The AI Trilemma: How to Regulate a Revolutionary Technology

Foreign Affairs
Regulating AI involves navigating a trilemma between national security, economic security, and societal security, requiring prioritized, practical policy choices.

Summary

The initial global push for AI regulation following ChatGPT's release has stalled due to powerful incentives for rapid deployment and geopolitical competition, particularly with China. The author argues that proponents must move past a broad agenda and confront the 'AI Trilemma': the trade-off between pursuing national security (military advantage), economic security (AI competitiveness), and societal security (mitigating harms like job loss and misuse). Pursuing any two objectives compromises the third.

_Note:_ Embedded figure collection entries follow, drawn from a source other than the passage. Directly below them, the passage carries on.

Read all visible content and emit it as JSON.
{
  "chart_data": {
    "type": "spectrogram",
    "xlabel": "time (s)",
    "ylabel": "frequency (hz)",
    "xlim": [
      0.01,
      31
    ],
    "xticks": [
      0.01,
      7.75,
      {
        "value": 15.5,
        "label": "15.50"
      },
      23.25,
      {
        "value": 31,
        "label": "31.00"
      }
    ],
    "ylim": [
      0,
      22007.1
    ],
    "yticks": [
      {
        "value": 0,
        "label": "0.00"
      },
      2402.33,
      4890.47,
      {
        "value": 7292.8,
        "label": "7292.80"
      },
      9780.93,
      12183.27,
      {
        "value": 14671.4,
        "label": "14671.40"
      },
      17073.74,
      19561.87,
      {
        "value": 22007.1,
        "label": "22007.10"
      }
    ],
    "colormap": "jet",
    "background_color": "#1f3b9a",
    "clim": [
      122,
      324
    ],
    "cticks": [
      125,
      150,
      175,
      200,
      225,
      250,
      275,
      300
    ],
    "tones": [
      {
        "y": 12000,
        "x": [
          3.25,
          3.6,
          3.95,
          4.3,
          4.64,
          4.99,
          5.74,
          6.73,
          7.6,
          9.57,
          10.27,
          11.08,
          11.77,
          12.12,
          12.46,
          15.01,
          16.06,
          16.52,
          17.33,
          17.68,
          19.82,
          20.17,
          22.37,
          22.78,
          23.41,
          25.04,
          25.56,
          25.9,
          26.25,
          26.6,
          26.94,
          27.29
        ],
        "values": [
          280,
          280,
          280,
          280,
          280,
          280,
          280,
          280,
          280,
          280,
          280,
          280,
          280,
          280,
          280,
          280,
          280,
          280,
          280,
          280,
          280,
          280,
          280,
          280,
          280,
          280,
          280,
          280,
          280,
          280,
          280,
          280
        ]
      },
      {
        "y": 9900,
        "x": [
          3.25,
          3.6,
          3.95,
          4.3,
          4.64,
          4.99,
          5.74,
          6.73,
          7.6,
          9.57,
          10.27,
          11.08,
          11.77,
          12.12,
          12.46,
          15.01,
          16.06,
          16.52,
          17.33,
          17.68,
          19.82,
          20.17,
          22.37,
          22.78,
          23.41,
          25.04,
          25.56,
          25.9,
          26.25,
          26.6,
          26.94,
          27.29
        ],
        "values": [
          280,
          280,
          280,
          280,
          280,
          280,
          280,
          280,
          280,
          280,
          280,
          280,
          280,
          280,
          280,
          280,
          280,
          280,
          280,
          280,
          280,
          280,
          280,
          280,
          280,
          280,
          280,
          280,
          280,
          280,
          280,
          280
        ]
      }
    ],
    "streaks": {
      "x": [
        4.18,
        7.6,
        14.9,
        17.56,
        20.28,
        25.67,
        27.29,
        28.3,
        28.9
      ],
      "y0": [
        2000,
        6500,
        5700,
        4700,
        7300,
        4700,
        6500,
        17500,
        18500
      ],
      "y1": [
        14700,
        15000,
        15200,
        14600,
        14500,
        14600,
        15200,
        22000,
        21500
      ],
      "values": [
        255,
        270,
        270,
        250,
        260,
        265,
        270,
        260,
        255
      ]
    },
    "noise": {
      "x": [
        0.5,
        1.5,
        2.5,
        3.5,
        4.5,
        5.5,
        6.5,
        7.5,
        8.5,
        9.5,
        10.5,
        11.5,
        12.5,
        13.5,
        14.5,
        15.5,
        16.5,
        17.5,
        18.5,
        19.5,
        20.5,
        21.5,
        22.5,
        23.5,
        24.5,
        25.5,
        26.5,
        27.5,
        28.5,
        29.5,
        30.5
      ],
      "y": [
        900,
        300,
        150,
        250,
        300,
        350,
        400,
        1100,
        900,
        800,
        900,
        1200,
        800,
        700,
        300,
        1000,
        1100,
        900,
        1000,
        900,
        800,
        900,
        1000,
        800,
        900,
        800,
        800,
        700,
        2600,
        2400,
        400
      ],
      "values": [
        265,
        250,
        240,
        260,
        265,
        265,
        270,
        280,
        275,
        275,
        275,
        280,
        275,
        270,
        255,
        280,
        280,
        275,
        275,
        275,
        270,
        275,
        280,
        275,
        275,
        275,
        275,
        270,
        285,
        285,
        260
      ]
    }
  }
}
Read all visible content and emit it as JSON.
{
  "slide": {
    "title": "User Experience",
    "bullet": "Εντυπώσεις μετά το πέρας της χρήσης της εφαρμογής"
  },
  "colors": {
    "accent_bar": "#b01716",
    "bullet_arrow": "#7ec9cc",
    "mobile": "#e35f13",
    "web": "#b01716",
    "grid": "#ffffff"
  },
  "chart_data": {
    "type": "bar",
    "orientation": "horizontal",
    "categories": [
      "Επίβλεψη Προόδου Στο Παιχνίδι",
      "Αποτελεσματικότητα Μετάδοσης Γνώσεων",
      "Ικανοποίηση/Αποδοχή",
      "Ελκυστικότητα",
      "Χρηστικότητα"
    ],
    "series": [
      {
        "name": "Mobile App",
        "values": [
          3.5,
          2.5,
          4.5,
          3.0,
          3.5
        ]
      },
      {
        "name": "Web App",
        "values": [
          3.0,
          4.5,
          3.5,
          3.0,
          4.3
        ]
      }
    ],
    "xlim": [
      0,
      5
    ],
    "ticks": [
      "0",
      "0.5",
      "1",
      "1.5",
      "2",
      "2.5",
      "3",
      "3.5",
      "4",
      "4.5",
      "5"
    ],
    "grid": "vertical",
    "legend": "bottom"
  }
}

The article dismisses the 'singularity' concept as an unlikely basis for policy, as superintelligence development faces significant physical and institutional hurdles, suggesting a gradual emergence instead. Practical policy must focus on achievable goals, avoiding unrealistic measures like freezing technological advancement or completely banning open-weight models due to enforcement difficulties and geopolitical realities. The proposed path forward involves embracing necessary compromises: implementing a 'risk tax' on private AI labs to incentivize crucial safety research (a public good), and empowering a government body, like the proposed CAISI, with resources from a national data repository and the authority to veto the release of dangerous frontier models. While these steps impose minor economic costs, they significantly enhance societal safety and could eventually pave the way for broader international agreements, similar to past nonproliferation efforts.